Create a folder to hold all your plugins and znap itself ~/.zsh-plugins is suggested, but you can use anything you want. In it clone the managers repository.

mkdir ~/.zsh-plugins
cd ~/.zsh-plugins
git clone https://github.com/marlonrichert/zsh-snap.git

That's it. Now just source the manager at the top of your .zshrc so it is loaded before any of the functions provided by it are used and restart your shell.

# ~/.zshrc
source ~/.zsh-plugins/zsh-snap/znap.zsh

Installing Plugins

To install a plugin you could manually clone it to your newly created ~/.zsh-plugins folder, but znap provides a function to do it for you that places it in the correct directory.

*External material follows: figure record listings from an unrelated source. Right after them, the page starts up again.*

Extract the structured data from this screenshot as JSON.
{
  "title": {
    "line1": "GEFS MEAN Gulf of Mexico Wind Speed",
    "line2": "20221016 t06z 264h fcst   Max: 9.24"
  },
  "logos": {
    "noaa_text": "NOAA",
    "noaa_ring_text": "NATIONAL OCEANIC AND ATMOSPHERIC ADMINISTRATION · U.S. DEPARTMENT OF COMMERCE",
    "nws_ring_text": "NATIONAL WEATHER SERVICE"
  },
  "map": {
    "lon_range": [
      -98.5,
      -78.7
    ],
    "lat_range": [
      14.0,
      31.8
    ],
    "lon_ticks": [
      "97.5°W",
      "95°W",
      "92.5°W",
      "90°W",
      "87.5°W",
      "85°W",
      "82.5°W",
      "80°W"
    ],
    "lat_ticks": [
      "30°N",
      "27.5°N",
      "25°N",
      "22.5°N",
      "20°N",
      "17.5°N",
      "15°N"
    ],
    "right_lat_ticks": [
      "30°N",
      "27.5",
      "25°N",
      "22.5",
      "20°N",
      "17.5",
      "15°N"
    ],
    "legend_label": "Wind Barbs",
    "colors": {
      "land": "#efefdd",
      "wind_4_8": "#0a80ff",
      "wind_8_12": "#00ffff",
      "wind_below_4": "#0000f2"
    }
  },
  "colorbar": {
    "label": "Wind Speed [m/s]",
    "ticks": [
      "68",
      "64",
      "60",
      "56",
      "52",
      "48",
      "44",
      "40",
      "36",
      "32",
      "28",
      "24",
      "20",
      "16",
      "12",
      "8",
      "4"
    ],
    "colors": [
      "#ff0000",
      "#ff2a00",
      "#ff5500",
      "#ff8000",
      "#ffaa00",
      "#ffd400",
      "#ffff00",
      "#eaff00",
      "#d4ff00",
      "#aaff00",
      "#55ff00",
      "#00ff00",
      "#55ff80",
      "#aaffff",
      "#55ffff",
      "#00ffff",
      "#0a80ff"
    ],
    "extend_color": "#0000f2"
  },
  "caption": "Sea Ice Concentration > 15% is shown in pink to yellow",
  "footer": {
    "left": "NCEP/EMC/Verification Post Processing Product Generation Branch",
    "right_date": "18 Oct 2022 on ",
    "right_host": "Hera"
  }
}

I currently use the following plugins

  • zsh-users/zsh-completions
  • zsh-users/zsh-syntax-highlighting
  • mafredri/zsh-async
  • rupa/z
  • sindresorhus/pure
  • ael-code/zsh-colored-man-pages
  • momo-lab/zsh-abbrev-alias
  • Aloxaf/fzf-tab

From on-my-zsh and prezto I only want to include certain parts and not the complete plugin eco-system

  • robbyrussell/oh-my-zsh
    • lib/completion
  • sorin-ionescu/prezto
    • modules/utility
    • modules/completion
    • modules/environment
    • modules/terminal
    • modules/editor
    • modules/history
    • modules/directory
    • modules/syntax-highlighting
    • modules/zsh-history-substring-search

All of them can be installed with a single command (of course you could also run multiple commands to split it up)

znap clone \
  git@github.com:zsh-users/zsh-completions.git \
  git@github.com:zsh-users/zsh-syntax-highlighting.git \
  git@github.com:mafredri/zsh-async.git \
  git@github.com:rupa/z.git \
  git@github.com:robbyrussell/oh-my-zsh.git \
  git@github.com:sorin-ionescu/prezto.git \
  git@github.com:sindresorhus/pure.git \
  git@github.com:ael-code/zsh-colored-man-pages.git \
  git@github.com:momo-lab/zsh-abbrev-alias.git \
  git@github.com:Aloxaf/fzf-tab.git

Znap will download all plugins to the .zsh-plugins directory. At this point you only have to source the folders of each plugin you want to use from your ~/.zshrc. For me this looks like this:

source ~/.zsh-plugins/zsh-snap/znap.zsh

znap source zsh-completions
znap source zsh-syntax-highlighting
znap source zsh-async
znap source z
znap source zsh-colored-man-pages
znap source zsh-abbrev-alias
znap source fzf-tab

# From Oh-my-ZSH
znap source oh-my-zsh lib/completion

# From Prezto
znap source prezto
znap source prezto \
  modules/helper \
  modules/completion \
  modules/environment \
  modules/terminal \
  modules/editor \
  modules/history \
  modules/directory \
  modules/syntax-highlighting \
  modules/zsh-history-substring-search \
  modules/utility
fpath+=( $(znap path prezto) )

# Pure prompt
znap source pure
fpath+=$(znap path pure)
autoload -Uz promptinit && promptinit
prompt pure

Final Words

That's all! Everything worked out of the box with the above configuration. My shell looks and behaves exactly like it did before, with the difference of being extremly portable and probably working on any system that has zsh installed.

I will update my ansible role for zsh to use znap, which should be only a matter of using the git module and copying my ~/.zshrc file like I did before. No compiling, no dependencies and hopefully no more broken shells.

Thanks to Marlon Richert, the author of znap, leave him a star on GitHub!